Anti-Israel lawfare is a catchphrase which covers litigation against Israeli officials in foreign courts and by international bodies going after individuals and delegitimizing Israel generally.

Prof. Eugene Kontorovich of Chicago’s Northwestern University put the most positive spin on the current situation, saying that Israel and its allies were having new success with “going on the offensive.”

Kontorovich cited success in passing laws in nine US states to ban doing business with companies which boycott Israel, including a tenth state, New Jersey, likely on the way later Thursday.

He argued that being proactive gives Israel an advantage in “picking the time and place” in which it fights, and will help it “break through the legal ghetto” its enemies have tried to trap it in.

Another positive sign has been Israel and companies affiliated with it defeating cases against them throughout Europe, he said.

Describing the challenges Israel is up against, former IDF international law division head Pnina Sharvit-Baruch said a major issue is facing a “mix of legal criticism and slander.”

She said that those trying to delegitimize Israel have succeeded in defining it in liberal circles globally as a law-breaker or an apartheid-style state by playing this mix and match game expertly.

They blame Israel at all times for the absence of peace, and shift framing the conflict from one about land to one about alleged Israeli human rights violations. The delegitimizers have taken their campaign to the UN, the International Court of Justice and the International Criminal Court, she said.

Sharvit-Baruch expressed her frustration that when Israel points out human rights violations in other countries, such as Syria, the world ignores this.
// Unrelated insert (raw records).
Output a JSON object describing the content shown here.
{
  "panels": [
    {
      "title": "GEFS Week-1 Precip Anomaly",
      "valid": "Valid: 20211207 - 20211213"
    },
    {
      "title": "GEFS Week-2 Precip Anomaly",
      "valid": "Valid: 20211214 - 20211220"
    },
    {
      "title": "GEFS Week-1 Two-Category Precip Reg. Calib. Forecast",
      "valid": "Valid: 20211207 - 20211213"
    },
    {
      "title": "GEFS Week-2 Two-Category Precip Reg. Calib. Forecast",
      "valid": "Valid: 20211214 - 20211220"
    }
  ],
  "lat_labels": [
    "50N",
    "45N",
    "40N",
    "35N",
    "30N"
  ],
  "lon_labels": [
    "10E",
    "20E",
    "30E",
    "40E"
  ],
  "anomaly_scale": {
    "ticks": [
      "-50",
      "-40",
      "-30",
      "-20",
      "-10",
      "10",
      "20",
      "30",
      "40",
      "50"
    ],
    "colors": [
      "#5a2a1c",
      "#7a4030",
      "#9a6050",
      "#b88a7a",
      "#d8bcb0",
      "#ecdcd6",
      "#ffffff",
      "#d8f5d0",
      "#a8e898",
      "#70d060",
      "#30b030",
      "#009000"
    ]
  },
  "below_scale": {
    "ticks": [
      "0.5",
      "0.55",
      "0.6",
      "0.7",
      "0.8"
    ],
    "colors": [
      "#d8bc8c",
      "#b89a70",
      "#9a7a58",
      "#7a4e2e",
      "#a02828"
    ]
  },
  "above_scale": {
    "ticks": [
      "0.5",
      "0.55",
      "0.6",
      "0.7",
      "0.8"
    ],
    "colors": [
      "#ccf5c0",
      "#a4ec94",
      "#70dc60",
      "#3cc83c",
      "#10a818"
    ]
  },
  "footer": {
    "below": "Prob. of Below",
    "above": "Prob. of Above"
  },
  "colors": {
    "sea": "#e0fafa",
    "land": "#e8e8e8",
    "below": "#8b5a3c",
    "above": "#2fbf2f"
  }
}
Israel is held accountable to a higher standard, she said.

The world expects more from Israel because it is a democracy, she added.

Several other speakers also took on the issue.

Former Canadian justice minister Irwin Cotler said the best way to fight anti-Israel lawfare was by highlighting how it departs from the UN’s own universal human rights principles.

For example, while many note that Israel faces on average 20 UN resolutions of condemnation annually compared to four for the rest of the world, many forget that this is not merely a double standard but a violation of basic due process legal principles.

Sharvit-Baruch’s predecessor as head of the IDF international law division, Daniel Reisner, recalled the early days of lawfare in 1999 when he had to defend Ariel Sharon against an indictment in Belgium.